2023 has seen the worst comparative performance since 2015 in terms of beef prices, as the gap between Irish and British beef prices rose as high as €1/kg.

That is according to the Irish Cattle and Sheep Farmers’ Association (ICSA) beef chair, Edmund Graham.

Looking back on 2023 and ahead to 2024, Graham told Agriland that this year delivered a mixed bag for beef prices, because “better prices that were expected in May and June didn’t materialise”, but September saw a bit of a “lift that defied the expectations of a decline”.

The strong performance of the live export market however, he said, was a “huge positive during 2023”.

According to Graham, there was an increase of 12% year-on-year up to early-December, with live export figures at 318,869 head.

Base prices for steers and heifers “finally broke” the €5/kg mark once again, but he has warned that there will be need to be “sustained increases in the early weeks of the new year to reach or surpass the €5.25-€5.30 mark we saw in the early months of 2023”.

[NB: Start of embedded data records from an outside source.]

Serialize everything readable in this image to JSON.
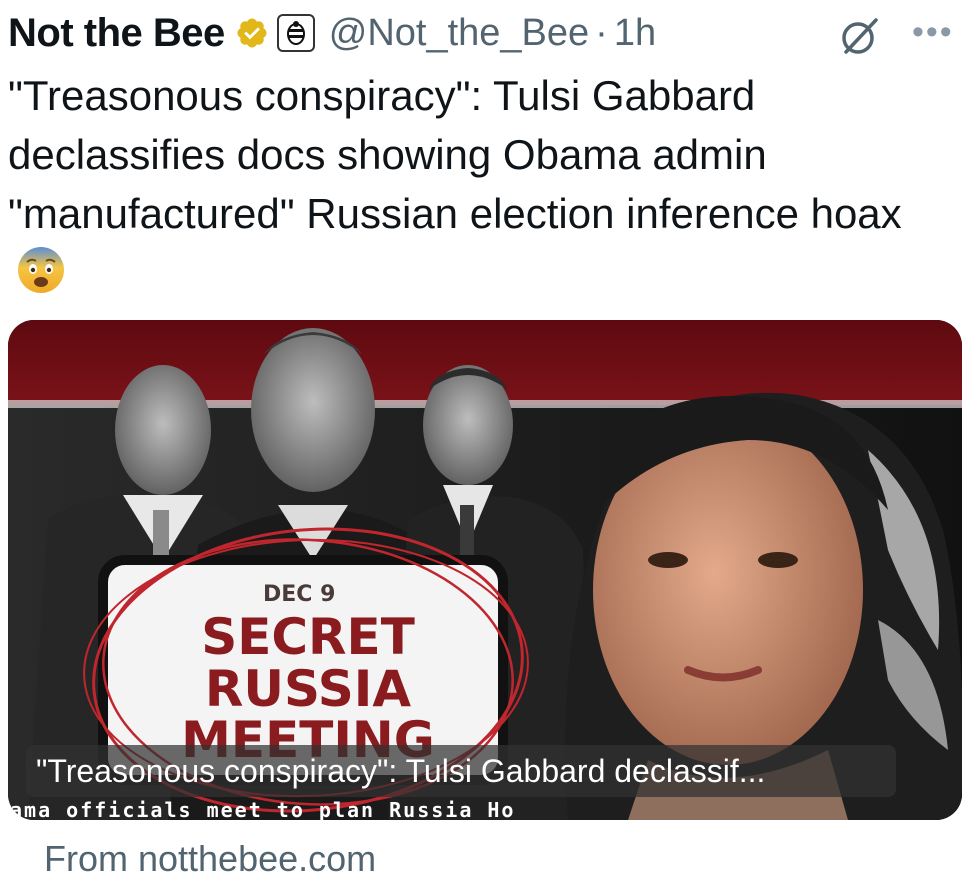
{
  "post": {
    "author_name": "Not the Bee",
    "handle": "@Not_the_Bee",
    "separator": "·",
    "time": "1h",
    "more_label": "•••",
    "text": "\"Treasonous conspiracy\": Tulsi Gabbard declassifies docs showing Obama admin \"manufactured\" Russian election inference hoax"
  },
  "card": {
    "title": "\"Treasonous conspiracy\": Tulsi Gabbard declassif...",
    "ticker_text": "ama officials meet to plan Russia Ho",
    "stamp": {
      "date": "DEC 9",
      "line1": "SECRET",
      "line2": "RUSSIA",
      "line3": "MEETING"
    },
    "source": "From notthebee.com"
  },
  "icons": {
    "verified": "verified-badge-icon",
    "affiliate": "bee-logo-icon",
    "grok": "grok-icon",
    "more": "more-icon",
    "emoji": "fearful-face-emoji"
  },
  "colors": {
    "verified_gold": "#e2b719",
    "muted_text": "#536471",
    "stamp_red": "#c0262d",
    "banner_red": "#6b0d12"
  }
}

Graham said that “maintaining and growing our capacity for live exports is vital, and will need considerable backing from the government and our MEPs following the EU Commission adopting a proposal that seeks to strengthen the protection of animals during transport.

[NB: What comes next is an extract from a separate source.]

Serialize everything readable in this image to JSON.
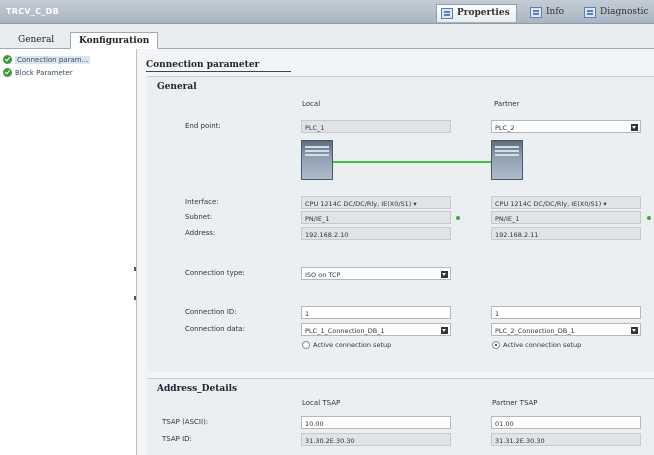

“ICSA supports measures aimed improving animal welfare standards during transport, and any proposal that would significantly impede our ability to export live must be opposed”.

Graham also highlighted that 2023 saw the establishment of the AgriFood Regulator, which he has warned must “now prove” its value in delivering transparency along the food chain.

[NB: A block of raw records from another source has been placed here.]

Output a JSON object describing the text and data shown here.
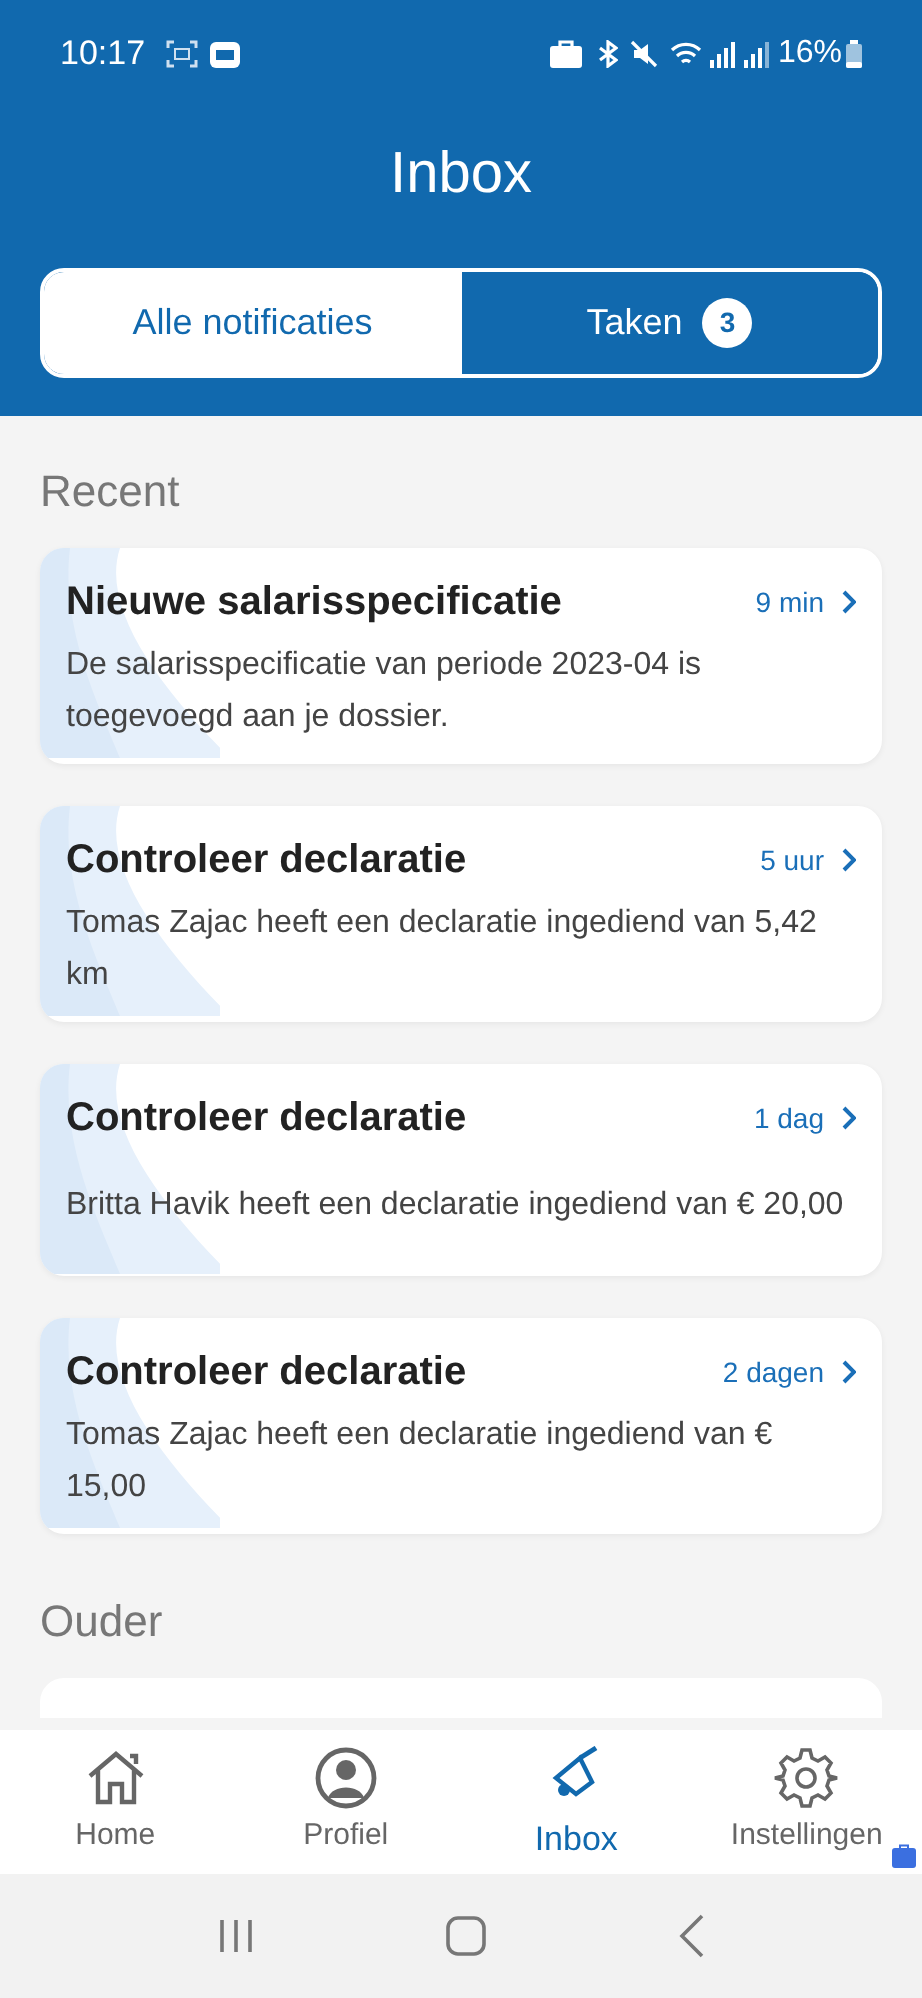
{
  "status_bar": {
    "time": "10:17",
    "battery": "16%"
  },
  "header": {
    "title": "Inbox"
  },
  "tabs": [
    {
      "label": "Alle notificaties",
      "selected": true
    },
    {
      "label": "Taken",
      "badge": "3",
      "selected": false
    }
  ],
  "sections": [
    {
      "title": "Recent",
      "items": [
        {
          "title": "Nieuwe salarisspecificatie",
          "time": "9 min",
          "body": "De salarisspecificatie van periode 2023-04 is toegevoegd aan je dossier."
        },
        {
          "title": "Controleer declaratie",
          "time": "5 uur",
          "body": "Tomas Zajac heeft een declaratie ingediend van 5,42 km"
        },
        {
          "title": "Controleer declaratie",
          "time": "1 dag",
          "body": "Britta Havik heeft een declaratie ingediend van € 20,00"
        },
        {
          "title": "Controleer declaratie",
          "time": "2 dagen",
          "body": "Tomas Zajac heeft een declaratie ingediend van € 15,00"
        }
      ]
    },
    {
      "title": "Ouder"
    }
  ],
  "bottom_nav": [
    {
      "label": "Home",
      "kind": "home",
      "selected": false
    },
    {
      "label": "Profiel",
      "kind": "profile",
      "selected": false
    },
    {
      "label": "Inbox",
      "kind": "bell",
      "selected": true
    },
    {
      "label": "Instellingen",
      "kind": "gear",
      "selected": false
    }
  ]
}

According to the ICSA beef chair, the organisation has been the “driving force behind the establishment of a regulator since we first met Phil Hogan on his appointment as EU Commissioner in 2014”.

Beef prices

One key highlight of 2023 for the ICSA beef chair, was the positive development on the protected geographical indication (PGI) front for Ireland.

Graham said: “The awarding of the PGI status for grass-fed beef is another positive, but it too, must prove itself to be financially beneficial for primary producers.

“With a PGI status for our grass-fed beef, we should be able to command a premium price for our beef – and certainly not a price that is consistently behind UK and EU export benchmark prices.”

Graham believes that this will require leveraging the PGI status through “effective marketing strategies, which must be a priority for Bord Bia and all other stakeholders in 2024”.

He added that this designation must translate into financial rewards for primary producers of Irish grass-fed beef to be deemed a success

Graham said that the “fact that production is down in both the US and across the EU, might help keep prices that bit stronger in 2024 also”.

He added: “We must ensure however that our access to the Chinese market is restored, as we simply cannot afford to see this suspension carry on for three years, as it did in following a similar incident in 2020.”